We have a function score query with about 50 functions. Each function has a filter and a script_score. We have given score mode as SUM.

Mappings:

 "keywords": {
        "type": "nested",
        "include_in_parent": true,
        "properties": {
          "id": {
            "type": "string",
            "index_name": "id",
            "analyzer": "standard"
          },
          "name": {
            "type": "string",
            "index_name": "name"
          },
          "score": {
            "type": "double",
            "index_name": "keywordScore"
          }
        }
      }

Example Query:

 {
  "query": {
    "bool": {
      "should": {
        "nested": {
          "query": {
            "function_score": {
              "functions": [
                {
                  "filter": {
                    "term": {
                      "keywords.id": "np14y9393"
                    }
                  },
                  "script_score": {
                    "script": {
                      "inline": "(doc['keyword.score'].value*log(0.138317))+100"
                    }
                  }
                },
                {
                  "filter": {
                    "term": {
                      "keywords.id": "ny6579591"
                    }
                  },
                  "script_score": {
                    "script": {
                      "inline": "(doc['keyword.score'].value*log(0.0631535))+100"
                    }
                  }
                }
              ],
              "score_mode": "sum",
              "boost_mode": "sum"
            }
          },
          "path": "keywords"
        }
      }
    }
  }
}

Issues:

  1. Formula in each script_score deals with probabilities ranging from 0 to 1. So the output of script_score will always be less than 1. Example : 0.00456. In this case Elasticsearch is ignoring the score coming from script_score. I added hundred to my script which returns 100.00456. In this case the scores are showing up in the final score. May be Elasticsearch has some precision of a cutoff because of which it is behaving this way.
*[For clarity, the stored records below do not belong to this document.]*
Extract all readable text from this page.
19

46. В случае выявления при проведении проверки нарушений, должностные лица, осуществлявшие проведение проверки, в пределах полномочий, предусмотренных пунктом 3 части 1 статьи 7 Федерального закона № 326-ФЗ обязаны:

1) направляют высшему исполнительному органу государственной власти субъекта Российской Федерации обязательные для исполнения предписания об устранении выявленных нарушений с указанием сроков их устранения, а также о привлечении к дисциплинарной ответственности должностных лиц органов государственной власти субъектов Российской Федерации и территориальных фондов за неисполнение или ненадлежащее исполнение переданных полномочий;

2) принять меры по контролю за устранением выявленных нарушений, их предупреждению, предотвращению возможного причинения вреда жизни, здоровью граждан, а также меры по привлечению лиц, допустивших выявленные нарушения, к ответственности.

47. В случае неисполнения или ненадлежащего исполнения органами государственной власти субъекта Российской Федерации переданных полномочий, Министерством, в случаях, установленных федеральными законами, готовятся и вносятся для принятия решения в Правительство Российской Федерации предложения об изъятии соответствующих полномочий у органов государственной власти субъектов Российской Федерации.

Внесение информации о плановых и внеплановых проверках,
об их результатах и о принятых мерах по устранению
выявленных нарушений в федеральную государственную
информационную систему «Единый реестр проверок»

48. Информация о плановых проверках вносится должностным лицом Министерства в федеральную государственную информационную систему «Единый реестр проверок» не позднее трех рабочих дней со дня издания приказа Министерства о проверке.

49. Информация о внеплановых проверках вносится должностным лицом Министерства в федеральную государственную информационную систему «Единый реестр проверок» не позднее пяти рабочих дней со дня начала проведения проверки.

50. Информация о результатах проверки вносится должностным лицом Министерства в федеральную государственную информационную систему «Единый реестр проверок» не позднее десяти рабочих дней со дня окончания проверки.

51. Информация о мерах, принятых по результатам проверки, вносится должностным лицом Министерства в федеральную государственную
  2. Eventhough SUM is specified as a Score mode, Elasticsearch is internally doing some average on that score. As I said before I will be having 50 functions in the query. If 10 keywords got matched, the score should be around 1000. But the resultant score is around 80. Then how is this score mode used? How to tell Elasticsearch not to normalize the score and use the one that I specified?
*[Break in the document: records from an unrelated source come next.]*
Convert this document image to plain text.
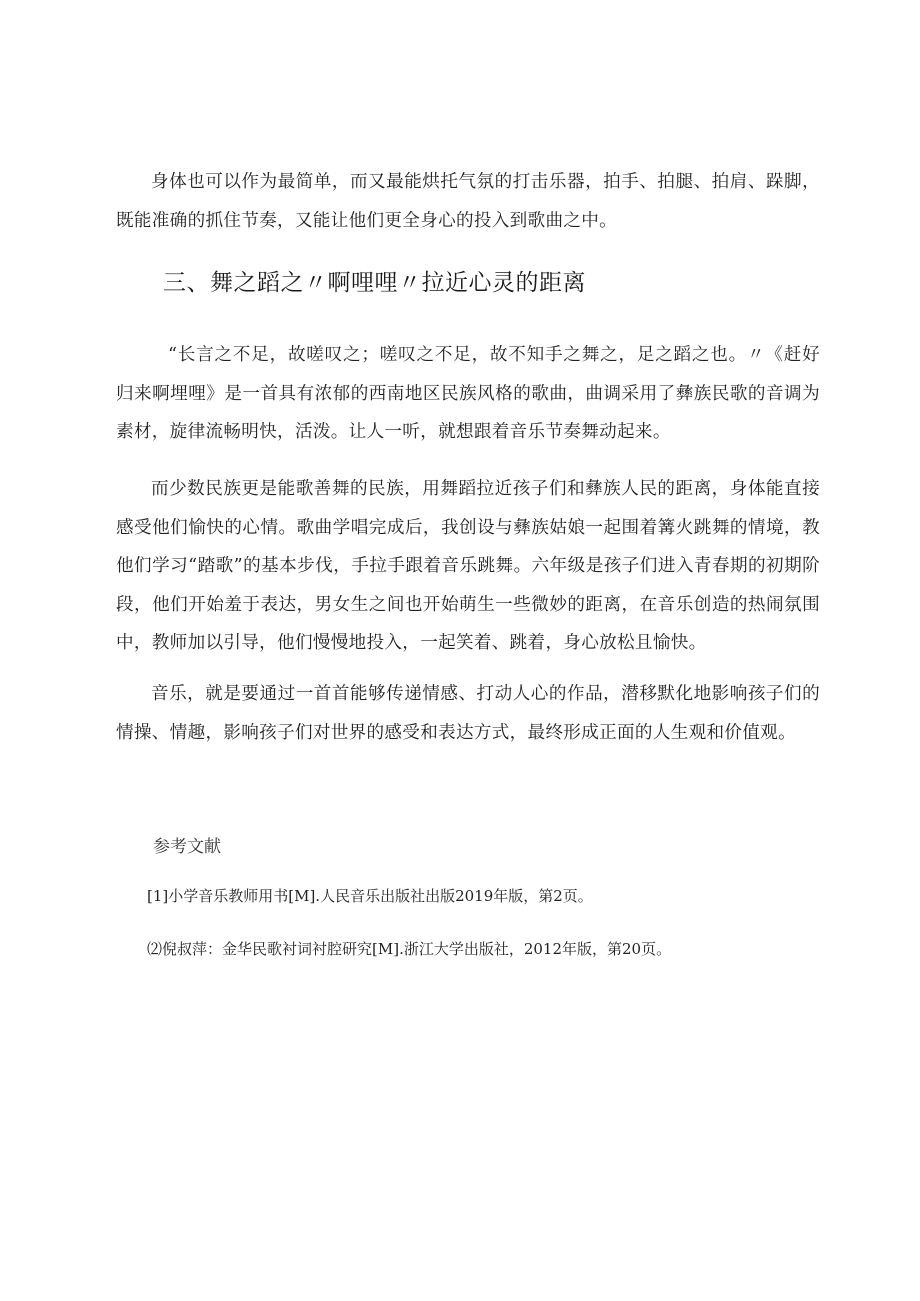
身体也可以作为最简单，而又最能烘托气氛的打击乐器，拍手、拍腿、拍肩、跺脚，既能准确的抓住节奏，又能让他们更全身心的投入到歌曲之中。

三、舞之蹈之〃啊哩哩〃拉近心灵的距离

“长言之不足，故嗟叹之；嗟叹之不足，故不知手之舞之，足之蹈之也。〃《赶好归来啊埋哩》是一首具有浓郁的西南地区民族风格的歌曲，曲调采用了彝族民歌的音调为素材，旋律流畅明快，活泼。让人一听，就想跟着音乐节奏舞动起来。

而少数民族更是能歌善舞的民族，用舞蹈拉近孩子们和彝族人民的距离，身体能直接感受他们愉快的心情。歌曲学唱完成后，我创设与彝族姑娘一起围着篝火跳舞的情境，教他们学习“踏歌”的基本步伐，手拉手跟着音乐跳舞。六年级是孩子们进入青春期的初期阶段，他们开始羞于表达，男女生之间也开始萌生一些微妙的距离，在音乐创造的热闹氛围中，教师加以引导，他们慢慢地投入，一起笑着、跳着，身心放松且愉快。

音乐，就是要通过一首首能够传递情感、打动人心的作品，潜移默化地影响孩子们的情操、情趣，影响孩子们对世界的感受和表达方式，最终形成正面的人生观和价值观。

参考文献

[1]小学音乐教师用书[M].人民音乐出版社出版2019年版，第2页。

⑵倪叔萍：金华民歌衬词衬腔研究[M].浙江大学出版社，2012年版，第20页。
  3. Explain API is not of much use here. It is not telling what is the score at each function level and how it is manipulating.

1

1 Answers

0
votes

Let's assume you have a set of 5 documents in your index and when you run the query, it shall be running on each doc one by one. Let's dry-run the query on the first document indexed.
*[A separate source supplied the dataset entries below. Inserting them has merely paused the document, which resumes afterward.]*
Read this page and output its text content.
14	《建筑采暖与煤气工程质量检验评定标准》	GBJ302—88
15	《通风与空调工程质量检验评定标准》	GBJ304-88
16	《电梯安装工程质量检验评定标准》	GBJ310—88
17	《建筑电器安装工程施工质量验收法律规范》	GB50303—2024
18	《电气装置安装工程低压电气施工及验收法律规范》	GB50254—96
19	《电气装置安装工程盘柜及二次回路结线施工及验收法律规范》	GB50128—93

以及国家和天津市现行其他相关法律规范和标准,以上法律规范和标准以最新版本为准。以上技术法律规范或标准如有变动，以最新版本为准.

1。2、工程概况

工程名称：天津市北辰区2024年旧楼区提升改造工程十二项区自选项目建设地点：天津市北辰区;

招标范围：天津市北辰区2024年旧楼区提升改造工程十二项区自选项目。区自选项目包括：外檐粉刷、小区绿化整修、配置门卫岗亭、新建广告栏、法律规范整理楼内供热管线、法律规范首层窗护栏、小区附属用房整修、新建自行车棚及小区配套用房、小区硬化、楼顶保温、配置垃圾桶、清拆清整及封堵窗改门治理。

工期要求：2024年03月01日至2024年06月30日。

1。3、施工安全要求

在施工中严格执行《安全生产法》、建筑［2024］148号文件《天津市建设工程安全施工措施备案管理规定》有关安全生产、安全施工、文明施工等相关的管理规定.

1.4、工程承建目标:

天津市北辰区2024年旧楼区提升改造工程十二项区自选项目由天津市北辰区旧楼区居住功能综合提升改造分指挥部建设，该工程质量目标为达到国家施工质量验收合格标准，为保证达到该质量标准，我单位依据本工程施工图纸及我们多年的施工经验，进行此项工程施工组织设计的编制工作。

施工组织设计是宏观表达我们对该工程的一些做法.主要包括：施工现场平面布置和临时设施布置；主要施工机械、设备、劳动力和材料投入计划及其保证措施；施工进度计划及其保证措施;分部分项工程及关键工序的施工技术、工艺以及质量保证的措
The final _score for the first doc will be:

_score = es_score ([0-1]) + function_score;

es_score lies between 0 to 1 inclusive.

Considering the fact that all of your 50 functions are based on keywords.id filter and script_score for each function is almost the same and assuming x number of function filters matched:

_score = es_score + function_score(func1) + .... + function_score(funcx);
_score = es_score + [(doc['keyword.score'].value*log(0.138317))+100] + .... + [(doc['keyword.score'].value*log(0.138317))+100];

_score = es_score + [-value1 + 100] + .... + [-valueX + 100];

So, it depends on the values of your computed logs (possibly negative whole numbers), what your _score value for the document will be.